Drawing in a deep breath, I start with things I can get away without telling her everything. “I think the dean might be a fucking perv.”
She doesn’t deny it, just questions ‘why?’.
I go into detail from beginning to end about our encounters. River stays quiet for a moment, in thought.
“What else? There’s more. This doesn’t come from one thing alone.” She gestures at the fire that’s still going.
I tell her about the envelope. How I know it’s something bad. That the same week someone left the missing person’s picture of Megan Riley taped to the gym locker room for me to find.
“Could it be someone trying to scare you away?” It’s not a far-fetched question, one I’ve asked myself more than once.
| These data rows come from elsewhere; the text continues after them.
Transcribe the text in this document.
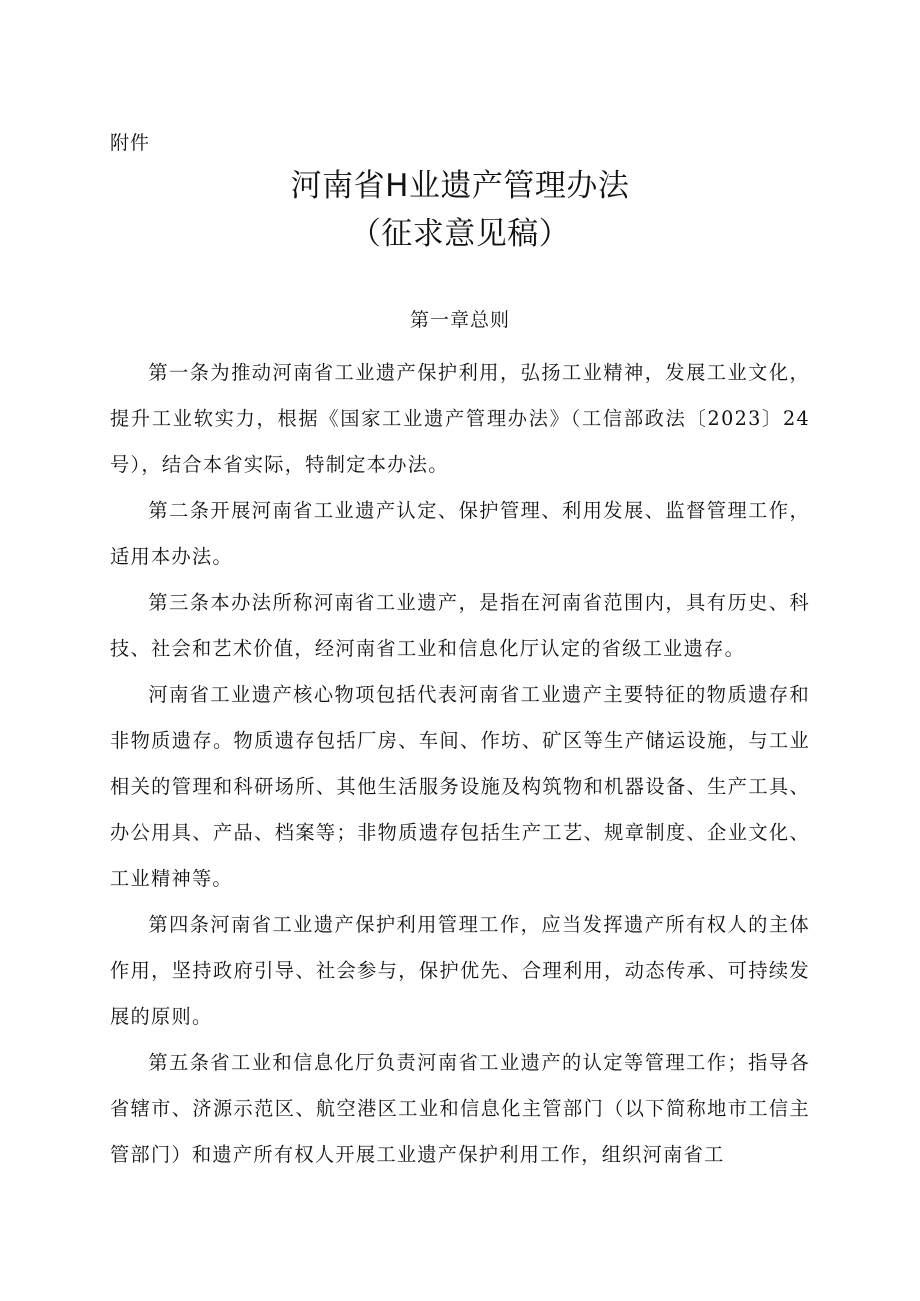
附件
河南省H业遗产管理办法
（征求意见稿）
第一章总则

第一条为推动河南省工业遗产保护利用，弘扬工业精神，发展工业文化，提升工业软实力，根据《国家工业遗产管理办法》（工信部政法〔2023〕24号），结合本省实际，特制定本办法。

第二条开展河南省工业遗产认定、保护管理、利用发展、监督管理工作，适用本办法。

第三条本办法所称河南省工业遗产，是指在河南省范围内，具有历史、科技、社会和艺术价值，经河南省工业和信息化厅认定的省级工业遗存。

河南省工业遗产核心物项包括代表河南省工业遗产主要特征的物质遗存和非物质遗存。物质遗存包括厂房、车间、作坊、矿区等生产储运设施，与工业相关的管理和科研场所、其他生活服务设施及构筑物和机器设备、生产工具、办公用具、产品、档案等；非物质遗存包括生产工艺、规章制度、企业文化、工业精神等。

第四条河南省工业遗产保护利用管理工作，应当发挥遗产所有权人的主体作用，坚持政府引导、社会参与，保护优先、合理利用，动态传承、可持续发展的原则。

第五条省工业和信息化厅负责河南省工业遗产的认定等管理工作；指导各省辖市、济源示范区、航空港区工业和信息化主管部门（以下简称地市工信主管部门）和遗产所有权人开展工业遗产保护利用工作，组织河南省工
It feels more threatening. Plus, where would they scare me away to? I don’t have anywhere else to go. I’m alone, truly alone. I shake my head.
“No. Something is wrong. Call me crazy, but I just know it’s something more.”
“I had a look at the camera feed from our hallway.” One answer to the many questions I have. “It’s some guy. Wearing all black and a hat to hide his face from the camera on our floor. But, you clearly see him tape it to the door. I’ll send you the video. Maybe you can see something that I don’t.”
Nodding, though, I doubt I’ll see something she didn’t. Another piece in my unsolvable puzzle. With no one tending to it, the fire is slowly dying. Believe when I say I want to, but I already feel bad for ruining River’s Saturday night.
“So…” She draws out the word. “Fire?”
Smirking, I nod. “Yeah, fire.”
“You’re a … pyromaniac?” She asks, unsure.
I shrug, “I dunno. I’ve never actually been diagnosed. It’s not as common in girls as it is in boys. But I like fire. A lot. Possibly more than most people should.” River nods like it’s a normal thing. And maybe it is here at Cox Academy. She did say ‘everyone is here for something’.
“It’s kind of why I was sent here.” Admitting it to her feels like a sin. When she stays quiet, I take that as a sign to continue. “My sister.” Tears clog my throat, thinking of the day I lost everything that mattered. “Two counts of involuntary manslaughter and aggravated reckless arson. Sentence pending upon completing this school year.” I mock the judge’s deep voice when he decided my fate that day.
It’s quiet until I hear her gasp over the crackling of the fire, still fighting to eat anything and everything it can, like me. I ruin everything I touch. I’m unable to look at her. Disgust, shame, fear. I’ve seen it all already.
“What happened?” The words are gentle, not prying. Asking for my truth. I appreciate she doesn’t jump to conclusions about what happened.
“I killed my sister.” The confession tastes like ash on my tongue.